Critique du volume manga

Publiée le Mardi, 03 March 2020

Lauréat en 2019 dans la catégorie Jeunes talents des célèbres prix ChillChill qui récompensent chaque année les meilleurs titres boy's love sortis au Japon, le manga Oni to Tengoku débarque donc chez Taifu Comics avec une petite réputation plutôt flatteuse, sous le titre Un démon au paradis. Prépubliée au Japon en 2018 dans le magazine QPA de Taeshobo, cette série finie en 2 tomes nous permet de découvrir deux nouvelles autrices, avec au scénario Naomi Aga (qui avait déjà signé quelques récits courts, mais dont c'est le premier récit un peu plus long) et au dessin Kyôko Oyoshikawa (dont ce fut la toute première oeuvre).

Aoki, homme déjà assez mûr, est en professeur de lycée que l'on pourrait facilement qualifier de laxiste: la mine terne et effacée, il ne s'implique jamais vraiment dans son travail et ne fait pas de réel suivi sur ses élèves. Et pour cause: ce job d'enseignant, il n'en a jamais rêvé, et a surtout dû se plier aux exigence que sa mère exerçait sur lui quand il était enfant et adolescent, parfois de manière violente. Pourtant, le jour où il est obligé par son supérieur de surveiller Kasai, un élève de sa classe souvent absent et dont les notes sont en chute libre, le voici face à l'homme qui a fait changer le lycéen: Tengoku Manabu, l'infirmier scolaire de l'établissement. En allant à la rencontre de cet infirmier au regard étrange qu'il n'a jamais apprécié, le prof ne sait pas encore à quel point son propre cas va intéresser cet homme...

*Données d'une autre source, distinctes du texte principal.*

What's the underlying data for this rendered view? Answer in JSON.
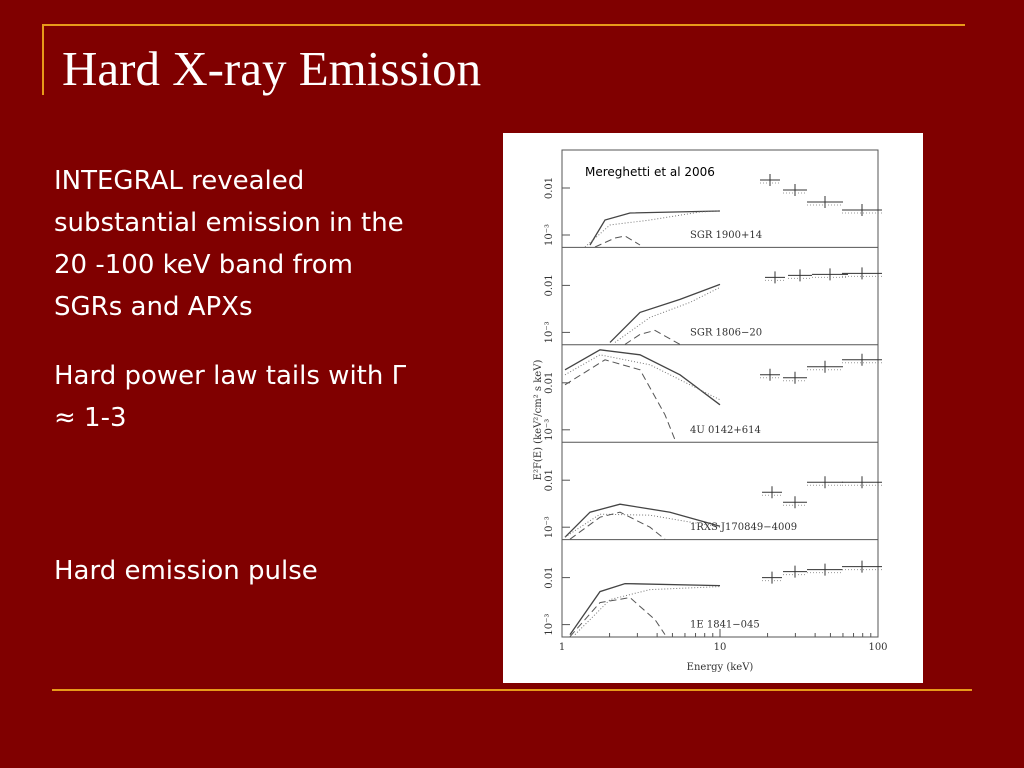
{
  "title": "Hard X-ray Emission",
  "bullets": [
    "INTEGRAL revealed substantial emission in the 20 -100 keV band from SGRs and APXs",
    "Hard power law tails with Γ ≈ 1-3",
    "Hard emission pulse"
  ],
  "figure": {
    "credit": "Mereghetti et al 2006",
    "x_label": "Energy (keV)",
    "y_label": "E²F(E) (keV²/cm² s keV)",
    "x_tick_labels": [
      "1",
      "10",
      "100"
    ],
    "y_tick_labels": [
      "0.01",
      "10⁻³"
    ],
    "panels": [
      "SGR 1900+14",
      "SGR 1806−20",
      "4U 0142+614",
      "1RXS J170849−4009",
      "1E 1841−045"
    ]
  }
}
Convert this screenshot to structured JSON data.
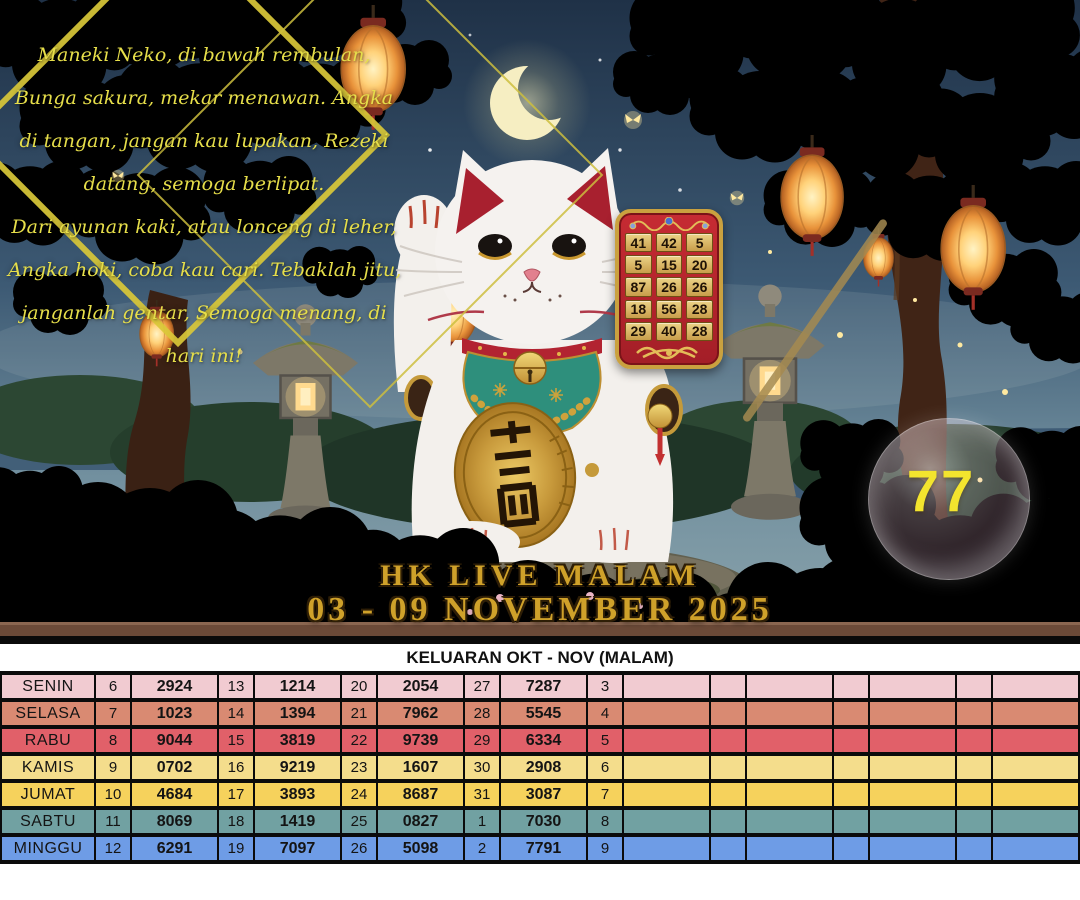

Dans un cadre scolaire efficacement retranscrit via les décors bien présent, fins et clairs de la dessinatrice, l'histoire imaginée par Aga s'avère rapidement assez prenante et intrigante, dans la mesure où les deux personnages centraux y forment un sacré duo. Il faut dire que sous ses allures passives et fainéantes, Aoki cache surtout un certain mal-être depuis toujours, à cause de l'emprise que sa mère très exigeante avait sur lui autrefois, au point qu'il s'est senti forcé de suivre la voie de l'enseignement qu'il ne voulait pas, et qu'il n'a jamais pu s'épanouir avec ses petites aies passées, à cause d'un blocage à chaque fois qu'il devait passer à l'acte. On se retrouve alors avec un homme qui, bien qu'assez mûr, reste inexpérimenté, voire naïf et pur en ce qui concerne sa vision de l'amour et du sexe, deux choses qu'il ne semble pas en mesure de séparer. Autant dire qu'il sera un "sujet d'expérimentation" intéressant pour Tengoku, infirmier dont on cerne très vite les particularités, dès que l'on comprend la nature de sa relation avec le lycéen Kasai. Tout en ouvrant ses sujets à de nouvelles façons de voir les choses jusqu'à les épanouir (c'est bien ce que Kasai ressent: lui qui avait toujours été conditionné par les attentes scolaires de ses parents, le voici plus épanoui), Tengoku démontre des visions des relations amoureuses et sexuelles assez libres et décomplexées, avec à la clé quelques réflexions par exemple sur la distinction entre coeur et corps, entre amour et sexe... Mais il s'agit surtout d'un homme ayant un don, par ses observations, et sonder en profondeur l'âme des personnes qui l'intéressent, ainsi n'a-t-il aucun mal à "mettre à nu" les tourments intérieurs contenus en Aoki depuis l'enfance.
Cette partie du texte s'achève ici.